Бабы переглянулись. Спрашивать дальше не стали: про Татьяну и Фаину в деревне знали всё, кроме одного – с чего это началось. Знали только, что не разговаривают они с двадцатого года. В тридцатом сводили деревню в колхоз, и обеих ставили на лён в одну бригаду, и обе ходили, и за шесть лет ни одна другой слова не сказала.

Лён после колхоза остался тот же, что был.

Его теребили в августе всей бригадой, стлали на росу за выгоном, поднимали в сентябре и сушили. А мяли зимой, в овине, по ночам: днём у всех своё, а овин один на деревню, и топить его два раза в сутки никто не даст.

Работали с семи вечера до часу. Восемь мялок, две трепалки, щеть в углу. Лампу вешали на крюк посередине, и от неё ходили тени, и в этих тенях бабы делались все на одно лицо и все на один голос.

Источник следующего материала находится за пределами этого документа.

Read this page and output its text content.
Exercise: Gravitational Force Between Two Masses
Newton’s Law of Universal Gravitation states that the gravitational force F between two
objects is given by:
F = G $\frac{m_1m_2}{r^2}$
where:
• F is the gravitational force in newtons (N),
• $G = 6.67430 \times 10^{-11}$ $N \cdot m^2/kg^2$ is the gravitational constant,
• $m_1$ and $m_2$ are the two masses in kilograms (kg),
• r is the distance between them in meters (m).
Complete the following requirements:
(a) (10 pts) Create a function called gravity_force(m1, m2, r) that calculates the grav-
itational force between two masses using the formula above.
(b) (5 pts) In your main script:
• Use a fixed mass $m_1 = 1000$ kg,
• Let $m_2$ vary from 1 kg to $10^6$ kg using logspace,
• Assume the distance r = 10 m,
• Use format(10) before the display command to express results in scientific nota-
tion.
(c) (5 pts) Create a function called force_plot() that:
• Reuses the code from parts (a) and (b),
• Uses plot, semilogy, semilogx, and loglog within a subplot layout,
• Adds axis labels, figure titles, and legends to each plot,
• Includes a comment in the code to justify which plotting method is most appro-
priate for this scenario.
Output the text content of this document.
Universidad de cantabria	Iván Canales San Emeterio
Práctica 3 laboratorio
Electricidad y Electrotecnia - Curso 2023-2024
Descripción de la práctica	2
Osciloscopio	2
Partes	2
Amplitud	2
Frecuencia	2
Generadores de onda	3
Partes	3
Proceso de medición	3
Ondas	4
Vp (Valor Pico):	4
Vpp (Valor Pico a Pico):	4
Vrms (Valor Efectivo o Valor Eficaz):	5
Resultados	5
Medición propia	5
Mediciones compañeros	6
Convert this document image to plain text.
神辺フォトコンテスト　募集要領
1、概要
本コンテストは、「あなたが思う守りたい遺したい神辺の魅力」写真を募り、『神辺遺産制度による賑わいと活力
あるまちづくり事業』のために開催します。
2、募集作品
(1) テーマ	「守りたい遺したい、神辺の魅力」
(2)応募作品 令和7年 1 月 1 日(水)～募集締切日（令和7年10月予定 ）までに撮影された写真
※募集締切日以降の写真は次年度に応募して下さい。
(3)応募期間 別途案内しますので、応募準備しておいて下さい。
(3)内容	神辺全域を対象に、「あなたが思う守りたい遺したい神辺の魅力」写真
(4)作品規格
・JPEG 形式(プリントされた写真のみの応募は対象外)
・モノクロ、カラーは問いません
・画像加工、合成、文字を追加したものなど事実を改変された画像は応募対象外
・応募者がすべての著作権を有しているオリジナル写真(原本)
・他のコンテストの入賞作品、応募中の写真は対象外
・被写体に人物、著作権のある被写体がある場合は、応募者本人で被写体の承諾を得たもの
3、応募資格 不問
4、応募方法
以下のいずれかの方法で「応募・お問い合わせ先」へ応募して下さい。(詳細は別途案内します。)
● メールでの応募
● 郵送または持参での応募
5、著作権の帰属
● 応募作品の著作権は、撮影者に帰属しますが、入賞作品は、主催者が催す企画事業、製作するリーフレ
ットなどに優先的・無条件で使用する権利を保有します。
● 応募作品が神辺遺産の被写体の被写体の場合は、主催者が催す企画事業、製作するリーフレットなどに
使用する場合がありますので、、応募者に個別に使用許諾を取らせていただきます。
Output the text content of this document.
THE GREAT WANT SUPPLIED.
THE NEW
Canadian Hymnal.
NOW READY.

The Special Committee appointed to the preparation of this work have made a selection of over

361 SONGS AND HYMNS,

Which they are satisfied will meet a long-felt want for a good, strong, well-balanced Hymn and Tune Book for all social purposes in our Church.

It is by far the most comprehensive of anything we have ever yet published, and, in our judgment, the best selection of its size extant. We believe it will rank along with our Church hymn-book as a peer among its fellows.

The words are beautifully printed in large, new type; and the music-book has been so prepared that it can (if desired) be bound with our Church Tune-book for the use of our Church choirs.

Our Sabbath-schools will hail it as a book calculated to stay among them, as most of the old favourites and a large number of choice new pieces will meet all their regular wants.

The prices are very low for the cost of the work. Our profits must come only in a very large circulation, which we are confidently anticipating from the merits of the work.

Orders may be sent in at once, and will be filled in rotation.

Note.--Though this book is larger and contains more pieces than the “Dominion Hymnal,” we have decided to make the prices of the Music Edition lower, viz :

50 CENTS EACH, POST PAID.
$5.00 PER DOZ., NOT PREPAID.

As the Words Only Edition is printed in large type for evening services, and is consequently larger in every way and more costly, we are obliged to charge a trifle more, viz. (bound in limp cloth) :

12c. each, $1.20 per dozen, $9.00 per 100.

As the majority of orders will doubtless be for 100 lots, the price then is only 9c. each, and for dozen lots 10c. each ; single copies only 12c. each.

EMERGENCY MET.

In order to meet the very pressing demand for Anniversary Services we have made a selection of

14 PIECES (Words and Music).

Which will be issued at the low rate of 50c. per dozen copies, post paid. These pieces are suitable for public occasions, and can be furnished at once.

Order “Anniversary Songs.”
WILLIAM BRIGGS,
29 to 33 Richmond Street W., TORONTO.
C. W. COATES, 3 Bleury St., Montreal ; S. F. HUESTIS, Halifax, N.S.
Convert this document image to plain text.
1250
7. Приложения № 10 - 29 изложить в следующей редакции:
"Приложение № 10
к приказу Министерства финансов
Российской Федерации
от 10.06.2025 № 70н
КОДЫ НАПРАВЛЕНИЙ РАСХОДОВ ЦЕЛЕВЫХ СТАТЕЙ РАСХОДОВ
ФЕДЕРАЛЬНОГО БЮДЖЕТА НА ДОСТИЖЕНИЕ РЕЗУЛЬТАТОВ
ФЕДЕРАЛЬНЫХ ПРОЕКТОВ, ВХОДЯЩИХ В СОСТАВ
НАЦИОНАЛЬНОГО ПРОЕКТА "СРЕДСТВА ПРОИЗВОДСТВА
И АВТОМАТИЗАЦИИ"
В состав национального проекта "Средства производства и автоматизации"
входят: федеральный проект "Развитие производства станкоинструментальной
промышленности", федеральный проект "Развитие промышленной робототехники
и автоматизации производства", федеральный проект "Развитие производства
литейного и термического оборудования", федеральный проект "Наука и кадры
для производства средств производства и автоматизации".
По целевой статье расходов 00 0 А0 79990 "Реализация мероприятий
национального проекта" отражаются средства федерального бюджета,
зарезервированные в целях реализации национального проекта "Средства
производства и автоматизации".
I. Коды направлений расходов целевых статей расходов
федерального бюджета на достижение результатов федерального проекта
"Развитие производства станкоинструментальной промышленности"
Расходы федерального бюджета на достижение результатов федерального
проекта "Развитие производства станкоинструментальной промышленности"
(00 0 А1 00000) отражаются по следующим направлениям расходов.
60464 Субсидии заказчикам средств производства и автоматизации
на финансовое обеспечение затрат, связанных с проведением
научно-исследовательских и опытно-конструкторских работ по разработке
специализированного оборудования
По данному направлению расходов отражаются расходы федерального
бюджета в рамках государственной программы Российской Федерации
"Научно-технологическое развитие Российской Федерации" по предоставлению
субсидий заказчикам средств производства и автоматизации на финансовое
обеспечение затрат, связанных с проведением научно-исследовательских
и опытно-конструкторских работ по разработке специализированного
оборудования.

Разговор в овине шёл сам собой, не спрашивая никого.

– А я говорю: пусть у меня зимует, места не пролежит!

– Так у тебя своих шестеро.

– А седьмой куда денется?

– Куда, куда… Ей бы к Татьяне через двор, тут всего десять шагов.

Стало тихо. Мялки стучали вразнобой.

– Я не глухая, – сказала Татьяна.

– А мы и не шепчем, – ответила ей Феврония из угла, от щети. – Мы вслух говорим.

– Бабы, а вы лён мять пришли или меня?

– А мы и то и другое успеваем! – отозвались от дальней мялки, и все засмеялись, и стало легче.

– Ой, девки, у меня спина… – простонал кто-то. – Февронья, а тебе шестьдесят пять, и ты не стонешь. Как ты?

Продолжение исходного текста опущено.